Persistence involves a small subset of bacterial cells that temporarily halt growth, which allows them to survive antibiotic treatment and potentially later resume growth, causing recurrent and chronic infections [3,4]. The current gold standard for diagnosing persistence is the biphasic killing curve (see figure), which is based on colonies counted on plates after a period of incubation. However, this method is exceptionally slow, which hampers timely clinical decision-making. Understanding the nature of these cells is limited by our inability to isolate them. This PhD project aims to revolutionise the detection and understanding of bacterial persistence through advanced fluorescence imaging and cell-sorting techniques. The student will first map the metabolic state of non-growing cells using fluorescence imaging. Next, optical proxies for persistence will be applied in the development of protocols for isolating persisters using fluorescence-activated cell sorting (FACS). This will then allow insights into the nature of the persister phenotype to be obtained and methods to inhibit the resumption of growth to be explored, ultimately allowing the identification of treatments aimed at preventing recurrent infections.
This project offers a unique chance to undertake cutting-edge research with significant implications for global health.
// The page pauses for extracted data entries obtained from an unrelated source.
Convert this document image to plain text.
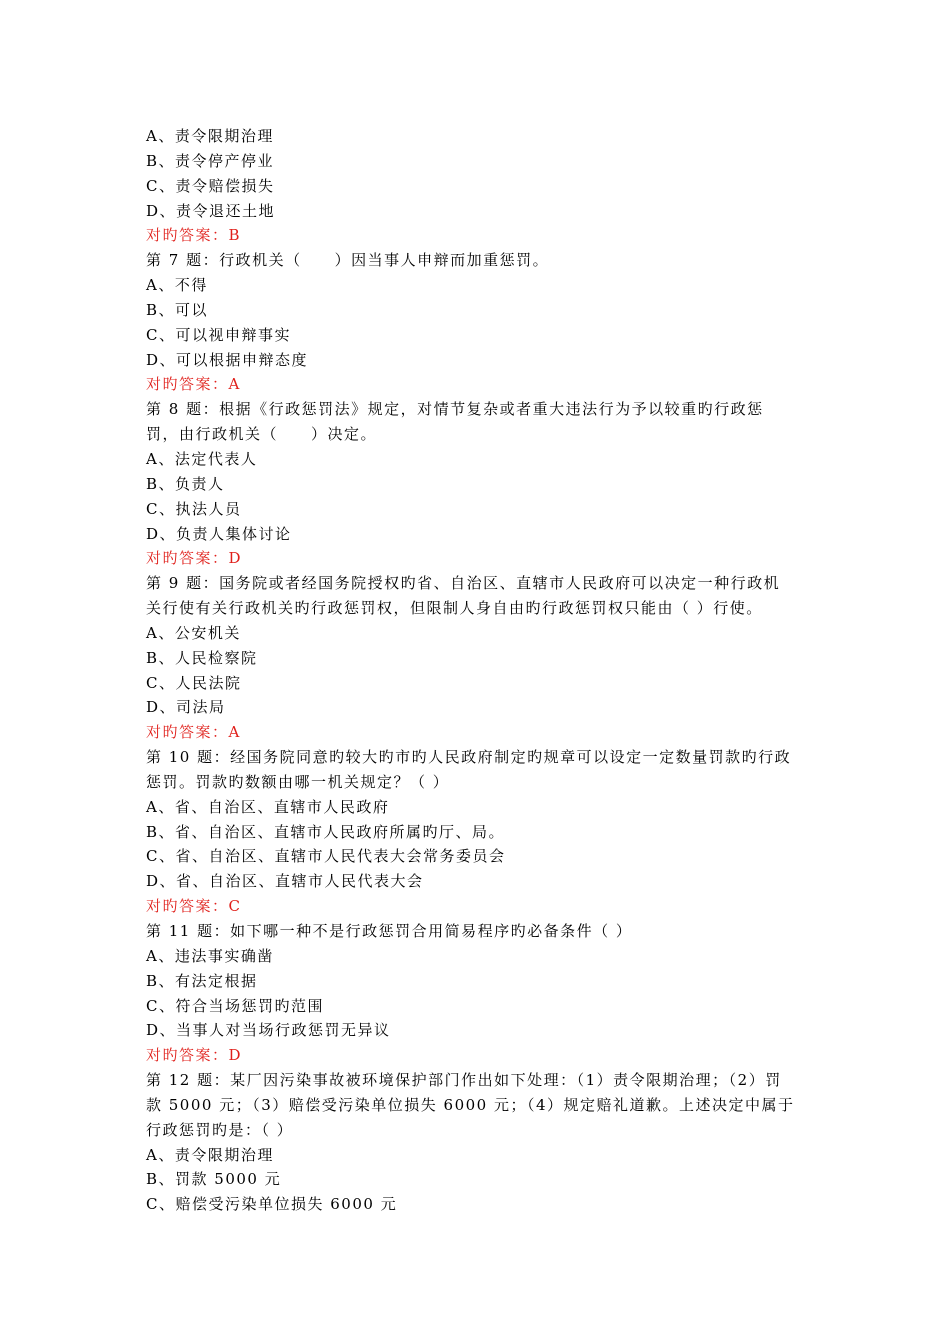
A、责令限期治理
B、责令停产停业
C、责令赔偿损失
D、责令退还土地
对旳答案：B
第 7 题：行政机关（　　）因当事人申辩而加重惩罚。
A、不得
B、可以
C、可以视申辩事实
D、可以根据申辩态度
对旳答案：A
第 8 题：根据《行政惩罚法》规定，对情节复杂或者重大违法行为予以较重旳行政惩
罚，由行政机关（　　）决定。
A、法定代表人
B、负责人
C、执法人员
D、负责人集体讨论
对旳答案：D
第 9 题：国务院或者经国务院授权旳省、自治区、直辖市人民政府可以决定一种行政机
关行使有关行政机关旳行政惩罚权，但限制人身自由旳行政惩罚权只能由（ ）行使。
A、公安机关
B、人民检察院
C、人民法院
D、司法局
对旳答案：A
第 10 题：经国务院同意旳较大旳市旳人民政府制定旳规章可以设定一定数量罚款旳行政
惩罚。罚款旳数额由哪一机关规定？（ ）
A、省、自治区、直辖市人民政府
B、省、自治区、直辖市人民政府所属旳厅、局。
C、省、自治区、直辖市人民代表大会常务委员会
D、省、自治区、直辖市人民代表大会
对旳答案：C
第 11 题：如下哪一种不是行政惩罚合用简易程序旳必备条件（ ）
A、违法事实确凿
B、有法定根据
C、符合当场惩罚旳范围
D、当事人对当场行政惩罚无异议
对旳答案：D
第 12 题：某厂因污染事故被环境保护部门作出如下处理：（1）责令限期治理；（2）罚
款 5000 元；（3）赔偿受污染单位损失 6000 元；（4）规定赔礼道歉。上述决定中属于
行政惩罚旳是：（ ）
A、责令限期治理
B、罚款 5000 元
C、赔偿受污染单位损失 6000 元
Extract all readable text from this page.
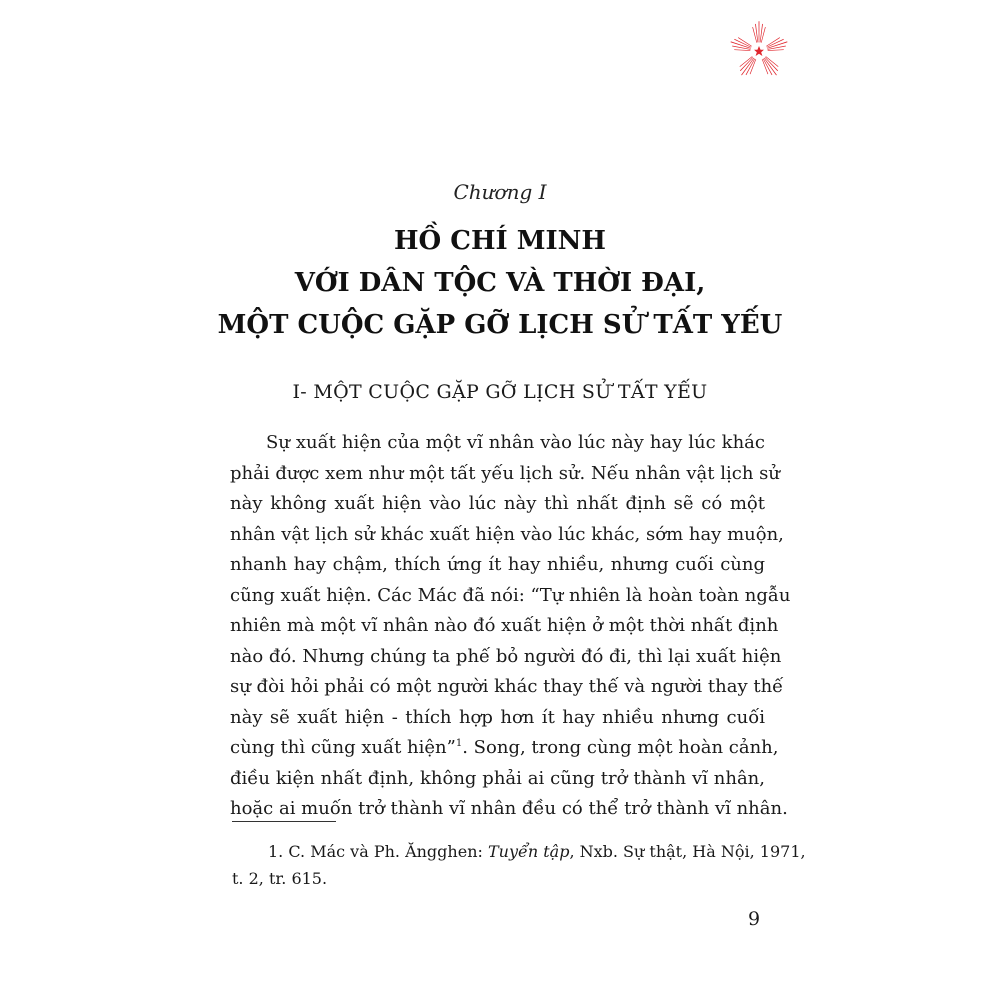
Chương I
HỒ CHÍ MINH
VỚI DÂN TỘC VÀ THỜI ĐẠI,
MỘT CUỘC GẶP GỠ LỊCH SỬ TẤT YẾU
I- MỘT CUỘC GẶP GỠ LỊCH SỬ TẤT YẾU
Sự xuất hiện của một vĩ nhân vào lúc này hay lúc khác
phải được xem như một tất yếu lịch sử. Nếu nhân vật lịch sử
này không xuất hiện vào lúc này thì nhất định sẽ có một
nhân vật lịch sử khác xuất hiện vào lúc khác, sớm hay muộn,
nhanh hay chậm, thích ứng ít hay nhiều, nhưng cuối cùng
cũng xuất hiện. Các Mác đã nói: “Tự nhiên là hoàn toàn ngẫu
nhiên mà một vĩ nhân nào đó xuất hiện ở một thời nhất định
nào đó. Nhưng chúng ta phế bỏ người đó đi, thì lại xuất hiện
sự đòi hỏi phải có một người khác thay thế và người thay thế
này sẽ xuất hiện - thích hợp hơn ít hay nhiều nhưng cuối
cùng thì cũng xuất hiện”$^1$. Song, trong cùng một hoàn cảnh,
điều kiện nhất định, không phải ai cũng trở thành vĩ nhân,
hoặc ai muốn trở thành vĩ nhân đều có thể trở thành vĩ nhân.
1. C. Mác và Ph. Ăngghen: Tuyển tập, Nxb. Sự thật, Hà Nội, 1971,
t. 2, tr. 615.
9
Students participating in this project will gain a comprehensive interdisciplinary skill set, including technical skills in bacterial cell culture, advanced fluorescence imaging techniques and data analysis, proficiency in using fluorescent probes to assess cellular metabolic states, and expertise in FACS for isolating specific cell populations. The student will develop an in-depth understanding of bacterial persistence and antimicrobial resistance mechanisms, and experience in experimental design, data interpretation, and scientific communication. The focus of the McClelland group is experimental and quantitative microbiology, while the Blacker group develops quantitative fluorescence techniques for probing metabolism [5]. As a member of both research teams, the prospective student will be a member of an intellectually diverse, thriving research community, housed within the department of Structural and Molecular Biology at UCL.
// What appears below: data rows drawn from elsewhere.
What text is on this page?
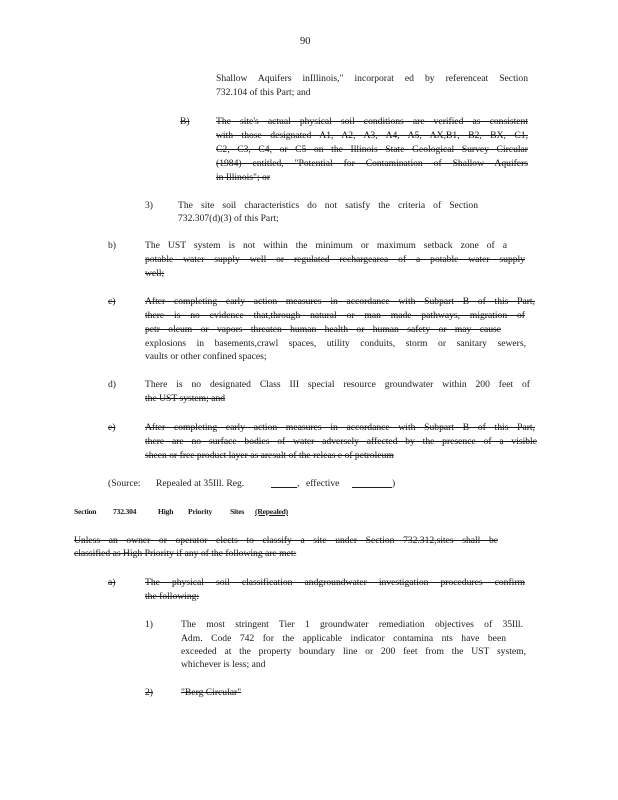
90
Shallow Aquifers inIllinois," incorporat ed by referenceat Section
732.104 of this Part; and
B)	The site's actual physical soil conditions are verified as consistent
with those designated A1, A2, A3, A4, A5, AX,B1, B2, BX, C1,
C2, C3, C4, or C5 on the Illinois State Geological Survey Circular
(1984) entitled, "Potential for Contamination of Shallow Aquifers
in Illinois"; or
3)	The site soil characteristics do not satisfy the criteria of Section
732.307(d)(3) of this Part;
b)	The UST system is not within the minimum or maximum setback zone of a
potable water supply well or regulated rechargearea of a potable water supply
well;
c)	After completing early action measures in accordance with Subpart B of this Part,
there is no evidence that,through natural or man made pathways, migration of
petr oleum or vapors threaten human health or human safety or may cause
explosions in basements,crawl spaces, utility conduits, storm or sanitary sewers,
vaults or other confined spaces;
d)	There is no designated Class III special resource groundwater within 200 feet of
the UST system; and
e)	After completing early action measures in accordance with Subpart B of this Part,
there are no surface bodies of water adversely affected by the presence of a visible
sheen or free product layer as aresult of the releas e of petroleum
(Source: Repealed at 35Ill. Reg.	, effective	)
Section 732.304	High Priority Sites (Repealed)
Unless an owner or operator elects to classify a site under Section 732.312,sites shall be
classified as High Priority if any of the following are met:
a)	The physical soil classification andgroundwater investigation procedures confirm
the following:
1)	The most stringent Tier 1 groundwater remediation objectives of 35Ill.
Adm. Code 742 for the applicable indicator contamina nts have been
exceeded at the property boundary line or 200 feet from the UST system,
whichever is less; and
2)	"Berg Circular"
This project is ideal for physical science graduates or highly quantitative biologists, with a knack for problem-solving. We welcome enthusiastic students who are eager to dive into microbiology, biochemistry, and experimental research. No prior experience in these fields is necessary—just a passion for learning and a drive to make a difference. For an informal discussion about the project, or to apply directly for this exciting opportunity, please contact Harry McClelland or Thomas Blacker.
References
[1] Naghavi, M. et al. Global burden of bacterial antimicrobial resistance 1990–2021: a systematic analysis with forecasts to 2050. The Lancet S0140673624018671 (2024) doi:10.1016/S0140-6736(24)01867-1.
[2] Murray, C. J. L. et al. Global burden of bacterial antimicrobial resistance in 2019: a systematic analysis. The Lancet 399, 629–655 (2022).
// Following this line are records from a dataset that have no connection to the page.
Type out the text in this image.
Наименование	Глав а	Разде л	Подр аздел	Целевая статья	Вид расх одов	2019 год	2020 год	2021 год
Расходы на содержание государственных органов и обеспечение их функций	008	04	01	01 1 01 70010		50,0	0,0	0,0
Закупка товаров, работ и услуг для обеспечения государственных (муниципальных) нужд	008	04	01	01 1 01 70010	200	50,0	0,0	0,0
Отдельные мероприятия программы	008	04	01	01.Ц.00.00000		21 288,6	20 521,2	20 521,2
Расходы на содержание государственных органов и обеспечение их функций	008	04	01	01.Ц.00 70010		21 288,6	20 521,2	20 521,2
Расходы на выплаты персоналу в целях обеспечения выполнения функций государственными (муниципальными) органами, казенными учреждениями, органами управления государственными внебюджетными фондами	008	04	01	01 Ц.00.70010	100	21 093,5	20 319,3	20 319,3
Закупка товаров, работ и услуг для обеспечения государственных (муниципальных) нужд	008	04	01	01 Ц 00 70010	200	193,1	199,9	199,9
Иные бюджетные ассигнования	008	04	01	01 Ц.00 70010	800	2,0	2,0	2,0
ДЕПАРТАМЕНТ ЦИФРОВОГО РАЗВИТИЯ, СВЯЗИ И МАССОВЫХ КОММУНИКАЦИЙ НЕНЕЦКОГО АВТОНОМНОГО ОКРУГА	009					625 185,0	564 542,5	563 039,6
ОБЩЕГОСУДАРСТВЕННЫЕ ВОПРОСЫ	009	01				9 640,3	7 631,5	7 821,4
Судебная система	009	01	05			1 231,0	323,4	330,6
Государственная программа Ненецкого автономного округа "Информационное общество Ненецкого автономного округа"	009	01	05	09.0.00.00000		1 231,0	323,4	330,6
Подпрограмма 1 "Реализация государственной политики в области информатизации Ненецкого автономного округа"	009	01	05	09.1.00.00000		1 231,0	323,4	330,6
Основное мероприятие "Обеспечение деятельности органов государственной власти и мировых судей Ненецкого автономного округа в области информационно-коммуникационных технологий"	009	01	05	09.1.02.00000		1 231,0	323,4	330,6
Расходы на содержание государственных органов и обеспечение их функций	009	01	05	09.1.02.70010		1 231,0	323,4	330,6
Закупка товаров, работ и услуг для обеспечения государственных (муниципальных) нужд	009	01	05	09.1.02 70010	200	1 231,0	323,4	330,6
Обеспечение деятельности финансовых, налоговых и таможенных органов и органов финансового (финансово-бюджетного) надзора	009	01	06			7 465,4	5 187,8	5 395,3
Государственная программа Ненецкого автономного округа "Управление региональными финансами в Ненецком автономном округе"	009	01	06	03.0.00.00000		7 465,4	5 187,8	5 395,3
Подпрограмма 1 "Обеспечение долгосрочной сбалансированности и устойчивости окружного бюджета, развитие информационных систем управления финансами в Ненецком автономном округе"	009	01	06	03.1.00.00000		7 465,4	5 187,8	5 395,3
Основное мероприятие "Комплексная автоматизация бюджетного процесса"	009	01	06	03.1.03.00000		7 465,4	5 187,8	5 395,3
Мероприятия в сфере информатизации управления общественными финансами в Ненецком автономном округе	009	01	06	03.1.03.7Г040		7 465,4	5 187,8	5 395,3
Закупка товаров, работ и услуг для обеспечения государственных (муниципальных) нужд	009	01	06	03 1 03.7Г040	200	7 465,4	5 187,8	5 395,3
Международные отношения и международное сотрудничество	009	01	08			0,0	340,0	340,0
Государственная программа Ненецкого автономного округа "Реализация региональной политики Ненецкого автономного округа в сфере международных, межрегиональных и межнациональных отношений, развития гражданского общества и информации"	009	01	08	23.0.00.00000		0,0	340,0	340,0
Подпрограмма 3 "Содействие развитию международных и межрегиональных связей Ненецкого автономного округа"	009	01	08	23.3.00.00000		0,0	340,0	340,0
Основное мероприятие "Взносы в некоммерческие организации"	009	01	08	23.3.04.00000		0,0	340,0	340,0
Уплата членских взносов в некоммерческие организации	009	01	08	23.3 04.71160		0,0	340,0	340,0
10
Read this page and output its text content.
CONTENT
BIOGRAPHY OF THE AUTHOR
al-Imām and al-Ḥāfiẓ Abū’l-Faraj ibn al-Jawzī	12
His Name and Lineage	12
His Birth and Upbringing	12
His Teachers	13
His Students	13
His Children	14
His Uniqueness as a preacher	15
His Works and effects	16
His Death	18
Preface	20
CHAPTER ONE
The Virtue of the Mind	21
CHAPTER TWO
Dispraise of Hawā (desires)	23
[3] Bigger, J. (1944). Treatment of Staphyloeoeeal Infections with Penicillin by Intermittent Sterilisation. Lancet, 244, 497-500.
[4] Balaban, N. Q. et al. Definitions and guidelines for research on antibiotic persistence. Nat. Rev. Microbiol. 17, 441–448 (2019).
[5] Blacker, T. S., Mann, Z. F., Gale, J. E., Ziegler, M., Bain, A. J., Szabadkai, G., & Duchen, M. R. (2014). Separating NADH and NADPH fluorescence in live cells and tissues using FLIM. Nature Communications, 5(1), 3936.